How Do I Know if My Dog Will Relapse?

Until you have attempted to wean your dog off of the tablets for the first time you will not know if he is likely to relapse or not.  Sometimes during the weaning off process, before you even get down to an every other day dose, he may relapse.  If this happens then the drug dosage has to be raised, probably up to the last dose before the relapse (maybe a little higher, depending on the severity of the relapse) and then start the weaning process again.  If this happens again, then you and your vet may have to settle for keeping him on a low maintenance dose to achieve a good quality of life. A low, every other day maintenance dose of prednisolone is preferred to enable the dog's liver to rest in between doses. There are many autoimmune diseases that carry a good, drug free prognosis.  The more common, serious autoimmune diseases that may not need long term steroid therapy are: primary immune-mediated polyarthritis, autoimmune haemolytic anaemia and thrombocytopenia. However, as previously stated, all dogs are different and it very much depends on the individual dog, the severity of the disease, the experience of the vet and the vigilance and compliance of its owner.
If a relapse occurs whilst the dog is still being treated then true remission has not been achieved.  If the dog has achieved remission and has enjoyed a period without drugs or is on EOD maintenance drugs, when a relapse occurs or he develops another autoimmune disease, he has encountered a 'trigger factor' which has induced this change.


Quote from: tjh46633 on August 17, 2020, 09:04:42 PM
Thank you again! This is very helpful information.

His prescribed steroid protocol is this: (He weighs 20kg and the tablet is 20mg)
-Give 2 tablets by mouth every 12 hours for 1 week, (this was decreased to 5 days after adverse reaction of bloody vomit)
-the give 1 tablet by mouth every 12 hours for 6 weeks, (we are on week 5 of this)
-then give 1 tablet by mouth every 24 hours for 6 weeks,
-then give 1/2 tablet by mouth every 24 hours for 6 weeks,
-then give 1/2 tablet by mouth every 48 hours for 6 weeks, then discontinue

Having a plan - or a protocol - is one thing, but when a dog is on prolonged, high doses of preds the situation has to be assessed every day, and if the obvious side effects are a problem, and increasing, then the protocol must be changed no matter if it is a few days after the reduction of meds or a few weeks.  The protocol is only a rough guide to treatment and all dogs will respond differently to these high doses some, especially large dogs, will not cope too well;  smaller dogs, and sometimes puppies, will cope better with prolonged, high doses because their metabolism is quicker.   

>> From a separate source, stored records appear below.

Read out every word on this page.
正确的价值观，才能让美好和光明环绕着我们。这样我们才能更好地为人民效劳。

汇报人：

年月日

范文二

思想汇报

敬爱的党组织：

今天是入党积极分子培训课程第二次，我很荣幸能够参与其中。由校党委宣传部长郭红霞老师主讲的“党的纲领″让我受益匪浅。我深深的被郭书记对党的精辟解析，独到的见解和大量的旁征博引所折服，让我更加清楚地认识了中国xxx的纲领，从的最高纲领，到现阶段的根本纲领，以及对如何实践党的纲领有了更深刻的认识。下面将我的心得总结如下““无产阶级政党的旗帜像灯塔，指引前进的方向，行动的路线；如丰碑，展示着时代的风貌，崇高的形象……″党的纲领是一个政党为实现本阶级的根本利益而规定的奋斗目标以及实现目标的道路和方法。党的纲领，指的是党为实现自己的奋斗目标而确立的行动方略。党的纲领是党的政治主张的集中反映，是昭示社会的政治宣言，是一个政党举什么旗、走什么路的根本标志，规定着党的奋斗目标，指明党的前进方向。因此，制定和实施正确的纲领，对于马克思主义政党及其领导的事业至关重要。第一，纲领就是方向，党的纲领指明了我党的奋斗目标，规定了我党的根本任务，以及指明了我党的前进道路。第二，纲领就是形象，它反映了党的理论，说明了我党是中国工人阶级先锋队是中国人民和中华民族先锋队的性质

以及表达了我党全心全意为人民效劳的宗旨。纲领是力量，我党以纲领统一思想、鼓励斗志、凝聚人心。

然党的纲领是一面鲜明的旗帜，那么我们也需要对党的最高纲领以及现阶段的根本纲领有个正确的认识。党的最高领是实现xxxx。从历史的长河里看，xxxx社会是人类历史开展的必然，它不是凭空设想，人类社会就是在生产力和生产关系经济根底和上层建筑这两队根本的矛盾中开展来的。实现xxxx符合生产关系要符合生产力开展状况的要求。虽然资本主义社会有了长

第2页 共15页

The preds have done the major part of their job and now it is about reducing the dose and achieving a balance between the drugs and their adverse effects which are numerous; and successful weaning off and achieving remission.  Being on high doses for longer periods doesn't necessarily mean it is a better protocol with a better outcome.


Prednisolone:  "Doses above 2.2mg/kg/day do not give more immunosuppression but do cause more side effects. Many internists believe that prednisolone doses should not exceed 80mg per day, regardless of the dog's weight."  Plumb's Veterinary Drug Handbook Eight Edition.